Staircase viewed top-down to reveal Fibonacci spiral.

Why Is Physics Beautiful?

When we call physical laws “beautiful,” we mean primarily two things: they are wonderfully symmetric and wonderfully productive. And the beauty of the laws has lately become more important than ever to scientific progress.

CAMBRIDGE – The nineteenth-century physicist Heinrich Hertz once described his feeling that James Clerk Maxwell’s equations, which depict the fundamentals of electricity and magnetism, “have an independent existence and an intelligence of their own, that they are wiser…even than their discoverers, that we get more out of them than was originally put into them.” Not long after, Albert Einstein called Niels Bohr’s atomic model “the highest form of musicality in the sphere of thought.” More recently, the late Nobel laureate Richard Feynman, describing his discovery of new laws of physics, declared, “You can recognize truth by its beauty and simplicity.” Similar sentiments are all but universal among modern physicists.

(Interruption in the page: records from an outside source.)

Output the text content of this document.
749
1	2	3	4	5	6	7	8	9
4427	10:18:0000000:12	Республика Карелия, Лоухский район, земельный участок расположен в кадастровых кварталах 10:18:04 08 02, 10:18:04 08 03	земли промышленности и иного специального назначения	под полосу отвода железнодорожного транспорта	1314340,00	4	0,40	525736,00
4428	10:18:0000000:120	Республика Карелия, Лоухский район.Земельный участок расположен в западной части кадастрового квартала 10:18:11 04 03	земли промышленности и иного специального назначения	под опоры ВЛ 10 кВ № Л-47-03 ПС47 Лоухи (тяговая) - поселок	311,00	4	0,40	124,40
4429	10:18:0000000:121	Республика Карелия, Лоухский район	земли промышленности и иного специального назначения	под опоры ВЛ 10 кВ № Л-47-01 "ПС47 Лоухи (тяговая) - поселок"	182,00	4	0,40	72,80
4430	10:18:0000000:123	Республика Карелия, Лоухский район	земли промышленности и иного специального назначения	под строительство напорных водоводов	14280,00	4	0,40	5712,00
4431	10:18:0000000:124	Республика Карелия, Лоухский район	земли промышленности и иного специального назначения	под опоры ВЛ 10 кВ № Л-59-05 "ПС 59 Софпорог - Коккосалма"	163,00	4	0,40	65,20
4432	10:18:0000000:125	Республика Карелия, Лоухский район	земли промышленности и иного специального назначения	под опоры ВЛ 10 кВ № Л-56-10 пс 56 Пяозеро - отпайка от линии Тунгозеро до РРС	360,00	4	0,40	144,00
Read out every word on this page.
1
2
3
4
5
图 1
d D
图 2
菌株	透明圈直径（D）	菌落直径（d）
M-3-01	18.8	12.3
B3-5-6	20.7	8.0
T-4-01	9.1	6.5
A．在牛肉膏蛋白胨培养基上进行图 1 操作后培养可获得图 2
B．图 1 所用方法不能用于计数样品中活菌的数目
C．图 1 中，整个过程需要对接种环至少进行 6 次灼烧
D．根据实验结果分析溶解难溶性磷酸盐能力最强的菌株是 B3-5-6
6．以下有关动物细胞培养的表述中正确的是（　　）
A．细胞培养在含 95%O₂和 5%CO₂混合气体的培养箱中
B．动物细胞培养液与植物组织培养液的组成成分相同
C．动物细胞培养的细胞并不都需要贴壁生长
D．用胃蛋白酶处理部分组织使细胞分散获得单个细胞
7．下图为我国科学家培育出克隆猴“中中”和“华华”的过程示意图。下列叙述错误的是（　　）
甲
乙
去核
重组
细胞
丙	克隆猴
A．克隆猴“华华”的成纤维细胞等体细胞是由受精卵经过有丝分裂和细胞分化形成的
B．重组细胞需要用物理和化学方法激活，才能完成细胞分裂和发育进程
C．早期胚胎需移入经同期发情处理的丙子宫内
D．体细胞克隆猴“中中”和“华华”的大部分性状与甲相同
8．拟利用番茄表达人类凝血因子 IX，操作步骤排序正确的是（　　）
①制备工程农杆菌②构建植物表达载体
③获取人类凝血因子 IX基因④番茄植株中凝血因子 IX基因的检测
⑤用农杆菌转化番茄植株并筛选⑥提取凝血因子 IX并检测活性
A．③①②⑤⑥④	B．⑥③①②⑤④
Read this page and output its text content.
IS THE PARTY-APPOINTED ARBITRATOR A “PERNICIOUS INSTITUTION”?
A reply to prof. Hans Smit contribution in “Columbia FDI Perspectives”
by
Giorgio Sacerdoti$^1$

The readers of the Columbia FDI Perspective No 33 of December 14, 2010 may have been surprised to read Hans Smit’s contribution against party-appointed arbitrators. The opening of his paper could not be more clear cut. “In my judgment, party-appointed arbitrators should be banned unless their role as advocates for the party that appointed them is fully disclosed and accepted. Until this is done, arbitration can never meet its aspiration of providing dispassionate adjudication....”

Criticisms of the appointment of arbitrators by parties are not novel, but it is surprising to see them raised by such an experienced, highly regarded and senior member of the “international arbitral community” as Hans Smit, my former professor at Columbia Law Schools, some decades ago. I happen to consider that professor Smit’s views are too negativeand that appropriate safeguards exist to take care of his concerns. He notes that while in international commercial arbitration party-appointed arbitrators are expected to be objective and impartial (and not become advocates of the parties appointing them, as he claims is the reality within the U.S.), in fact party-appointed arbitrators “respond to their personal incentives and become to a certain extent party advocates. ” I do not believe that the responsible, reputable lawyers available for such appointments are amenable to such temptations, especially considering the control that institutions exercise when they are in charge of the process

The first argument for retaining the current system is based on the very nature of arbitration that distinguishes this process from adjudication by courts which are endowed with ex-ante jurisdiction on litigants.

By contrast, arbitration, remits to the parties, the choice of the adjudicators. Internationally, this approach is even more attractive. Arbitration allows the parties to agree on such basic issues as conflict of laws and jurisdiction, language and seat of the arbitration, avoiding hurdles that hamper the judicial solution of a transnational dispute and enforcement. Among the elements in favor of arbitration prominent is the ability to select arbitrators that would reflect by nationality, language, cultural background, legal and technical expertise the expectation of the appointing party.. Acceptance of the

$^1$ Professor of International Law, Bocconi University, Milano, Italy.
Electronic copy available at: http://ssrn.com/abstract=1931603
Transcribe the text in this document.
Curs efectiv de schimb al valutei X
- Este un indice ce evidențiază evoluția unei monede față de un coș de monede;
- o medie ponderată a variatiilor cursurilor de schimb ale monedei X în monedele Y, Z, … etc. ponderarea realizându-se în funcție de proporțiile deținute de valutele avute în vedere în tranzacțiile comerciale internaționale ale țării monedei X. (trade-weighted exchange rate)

Wishful thinking could never produce working iPhones, photographs of Pluto, or atomic bombs. Physics, as summarized in a handful of mathematically precise laws, indisputably works. Yet many things that “work” do not inspire the kind of admiration that the fundamental laws of nature do.

Their beauty is rooted, first, in the laws’ symmetry, here meaning the possibility of change without change – a precise yet almost mystical concept. Just as a circle can be rotated about its center at any angle, changing the position of each of its points without changing its form, symmetric laws apply to changed situations without changing or losing validity. For example, special relativity asserts that the fundamental laws of physics remain the same when we view the world from a platform moving at constant velocity. Similarly, so-called time translation symmetry encodes the uniformity of physical law in time: Even as the universe ages, the laws remain the same.